Как тут не погрузиться в мечтания в приятном возбуждении — а что, если… Давайте остановимся, ограничившись констатацией — через полторы тысячи лет тянется это стремление Великой Евразийской Равнины к Индии, что за ним — не знаю: это мистика, томление… но нечто великое, сверх накопительских оценок; как и сверх кровавой похлебки чингизидовщины — влететь с веревками, выехать с караванами…
Кажется, полагается нечто подобное заявлению А. Ермолова Александру I в Париже в 1813 году:
— А сейчас через левое плечо из Европы — Марш! Но только до всякого захождения в Европу.
И уже развертывается напряженная активность на Тихом океане у берегов Америки и Китая; и в поддержку скромненько-упорненьким Шелеховым уже определены фрегаты эскадры Муловского; капитан-лейтенант Крузенштерн и лейтенант Грейг вольным образом плывут в Китай на английских судах; тянутся связи с «графом» Мирандой, испано-американским мятежником, принятым в русскую службу генерал-поручиком и получившим для проживания дворец в московском Царицыно и не прерываются даже в революционном Париже вплоть до выплаты генеральского жалования послом Симолиным ГЕНЕРАЛУ ФРАНЦУЗСКОЙ РЕВОЛЮЦИОННОЙ АРМИИ… Как-то напряженно колеблется стрелка политического компаса и так она будет колебаться до 1801 года, пока не уткнется или остановится на Европе…

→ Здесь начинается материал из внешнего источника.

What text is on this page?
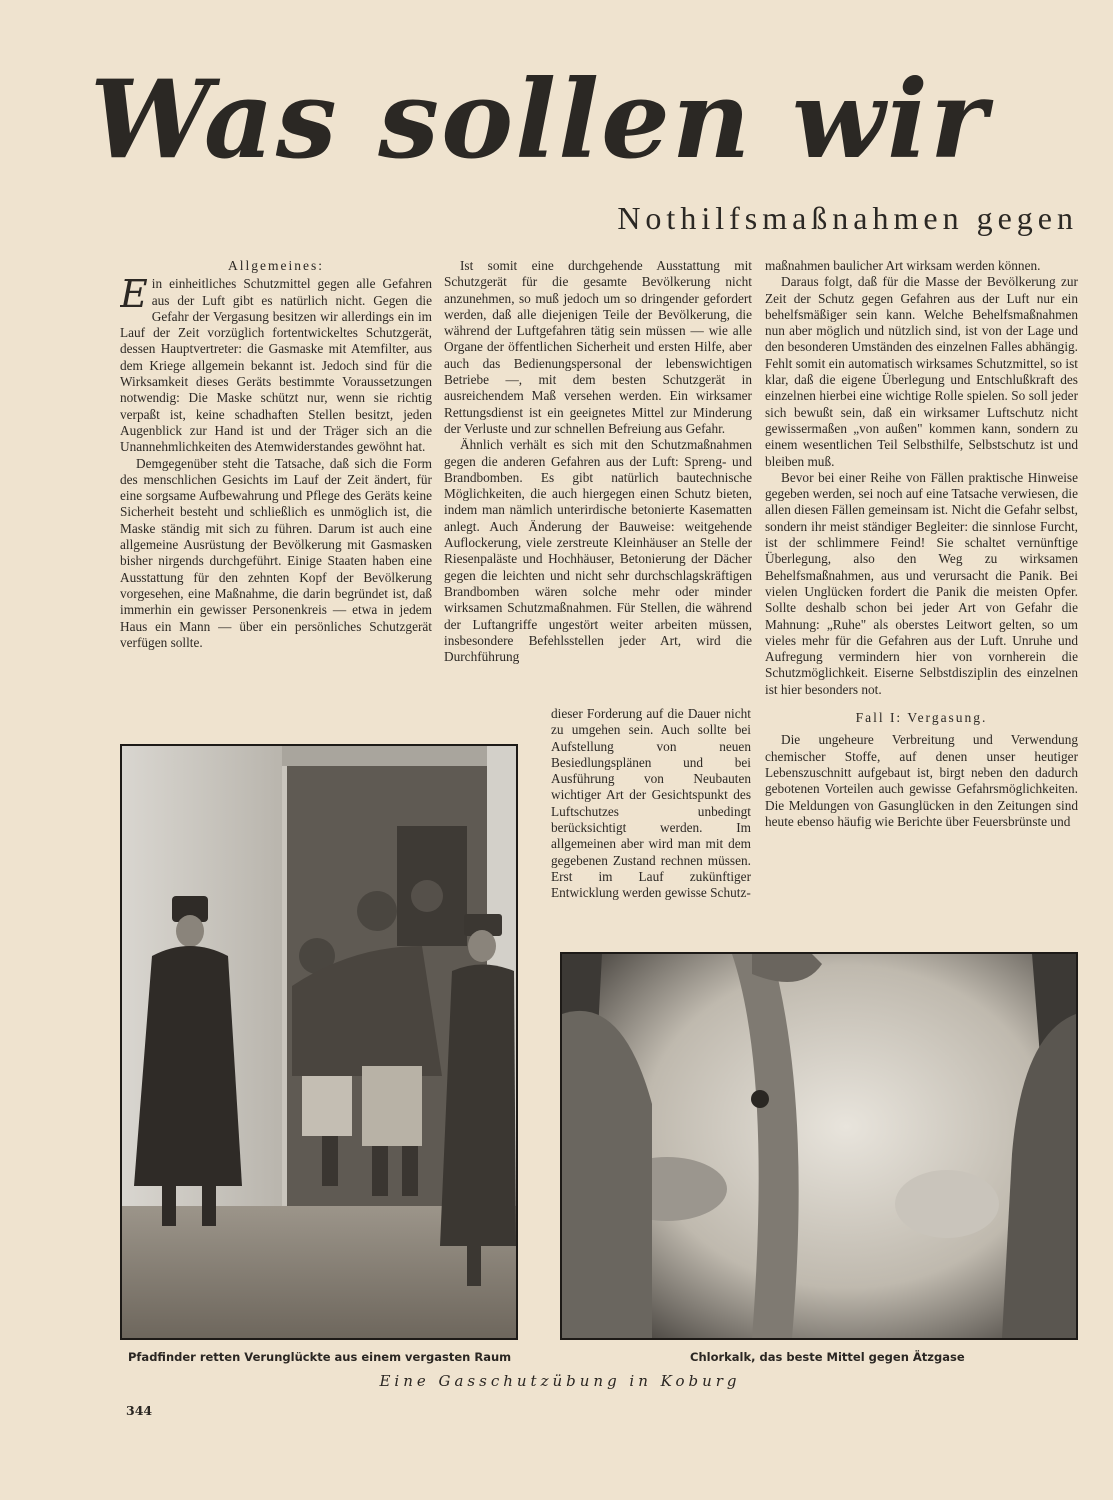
Was sollen wir
Nothilfsmaßnahmen gegen
Allgemeines:

Ein einheitliches Schutzmittel gegen alle Gefahren aus der Luft gibt es natürlich nicht. Gegen die Gefahr der Vergasung besitzen wir allerdings ein im Lauf der Zeit vorzüglich fortentwickeltes Schutzgerät, dessen Hauptvertreter: die Gasmaske mit Atemfilter, aus dem Kriege allgemein bekannt ist. Jedoch sind für die Wirksamkeit dieses Geräts bestimmte Voraussetzungen notwendig: Die Maske schützt nur, wenn sie richtig verpaßt ist, keine schadhaften Stellen besitzt, jeden Augenblick zur Hand ist und der Träger sich an die Unannehmlichkeiten des Atemwiderstandes gewöhnt hat.

Demgegenüber steht die Tatsache, daß sich die Form des menschlichen Gesichts im Lauf der Zeit ändert, für eine sorgsame Aufbewahrung und Pflege des Geräts keine Sicherheit besteht und schließlich es unmöglich ist, die Maske ständig mit sich zu führen. Darum ist auch eine allgemeine Ausrüstung der Bevölkerung mit Gasmasken bisher nirgends durchgeführt. Einige Staaten haben eine Ausstattung für den zehnten Kopf der Bevölkerung vorgesehen, eine Maßnahme, die darin begründet ist, daß immerhin ein gewisser Personenkreis — etwa in jedem Haus ein Mann — über ein persönliches Schutzgerät verfügen sollte.

Ist somit eine durchgehende Ausstattung mit Schutzgerät für die gesamte Bevölkerung nicht anzunehmen, so muß jedoch um so dringender gefordert werden, daß alle diejenigen Teile der Bevölkerung, die während der Luftgefahren tätig sein müssen — wie alle Organe der öffentlichen Sicherheit und ersten Hilfe, aber auch das Bedienungspersonal der lebenswichtigen Betriebe —, mit dem besten Schutzgerät in ausreichendem Maß versehen werden. Ein wirksamer Rettungsdienst ist ein geeignetes Mittel zur Minderung der Verluste und zur schnellen Befreiung aus Gefahr.

Ähnlich verhält es sich mit den Schutzmaßnahmen gegen die anderen Gefahren aus der Luft: Spreng- und Brandbomben. Es gibt natürlich bautechnische Möglichkeiten, die auch hiergegen einen Schutz bieten, indem man nämlich unterirdische betonierte Kasematten anlegt. Auch Änderung der Bauweise: weitgehende Auflockerung, viele zerstreute Kleinhäuser an Stelle der Riesenpaläste und Hochhäuser, Betonierung der Dächer gegen die leichten und nicht sehr durchschlagskräftigen Brandbomben wären solche mehr oder minder wirksamen Schutzmaßnahmen. Für Stellen, die während der Luftangriffe ungestört weiter arbeiten müssen, insbesondere Befehlsstellen jeder Art, wird die Durchführung

dieser Forderung auf die Dauer nicht zu umgehen sein. Auch sollte bei Aufstellung von neuen Besiedlungsplänen und bei Ausführung von Neubauten wichtiger Art der Gesichtspunkt des Luftschutzes unbedingt berücksichtigt werden. Im allgemeinen aber wird man mit dem gegebenen Zustand rechnen müssen. Erst im Lauf zukünftiger Entwicklung werden gewisse Schutz-

maßnahmen baulicher Art wirksam werden können.

Daraus folgt, daß für die Masse der Bevölkerung zur Zeit der Schutz gegen Gefahren aus der Luft nur ein behelfsmäßiger sein kann. Welche Behelfsmaßnahmen nun aber möglich und nützlich sind, ist von der Lage und den besonderen Umständen des einzelnen Falles abhängig. Fehlt somit ein automatisch wirksames Schutzmittel, so ist klar, daß die eigene Überlegung und Entschlußkraft des einzelnen hierbei eine wichtige Rolle spielen. So soll jeder sich bewußt sein, daß ein wirksamer Luftschutz nicht gewissermaßen „von außen" kommen kann, sondern zu einem wesentlichen Teil Selbsthilfe, Selbstschutz ist und bleiben muß.

Bevor bei einer Reihe von Fällen praktische Hinweise gegeben werden, sei noch auf eine Tatsache verwiesen, die allen diesen Fällen gemeinsam ist. Nicht die Gefahr selbst, sondern ihr meist ständiger Begleiter: die sinnlose Furcht, ist der schlimmere Feind! Sie schaltet vernünftige Überlegung, also den Weg zu wirksamen Behelfsmaßnahmen, aus und verursacht die Panik. Bei vielen Unglücken fordert die Panik die meisten Opfer. Sollte deshalb schon bei jeder Art von Gefahr die Mahnung: „Ruhe" als oberstes Leitwort gelten, so um vieles mehr für die Gefahren aus der Luft. Unruhe und Aufregung vermindern hier von vornherein die Schutzmöglichkeit. Eiserne Selbstdisziplin des einzelnen ist hier besonders not.

Fall I: Vergasung.

Die ungeheure Verbreitung und Verwendung chemischer Stoffe, auf denen unser heutiger Lebenszuschnitt aufgebaut ist, birgt neben den dadurch gebotenen Vorteilen auch gewisse Gefahrsmöglichkeiten. Die Meldungen von Gasunglücken in den Zeitungen sind heute ebenso häufig wie Berichte über Feuersbrünste und

Pfadfinder retten Verunglückte aus einem vergasten Raum	Chlorkalk, das beste Mittel gegen Ätzgase
Eine Gasschutzübung in Koburg
344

У Екатерины II в Записках есть откровенное признание, что она очень старательна, умна, но не талантлива, более наблюдательна, чем проникновенна, у ней отсутствует импульсное озарение, а более умение его развернуть в полную картину — кажется так достаточно точно можно сформулировать сумму ее самооценок. Сегюр также отмечал ее не артистический, а систематический разум, неспособность к художественному акту и предрасположенность к анализирующей работе; ей не давались рифмы… — но вот свидетельство О. Михайлова о «собственных стихах» и песенных текстах?! — но ее рассуждения об истории и политике всегда интересны… В повседневной практике это рождало у нее потребность иметь в ближайшем окружении талантливого человека с искрой оригинально-неповторимого провидения, от которого она загоралась.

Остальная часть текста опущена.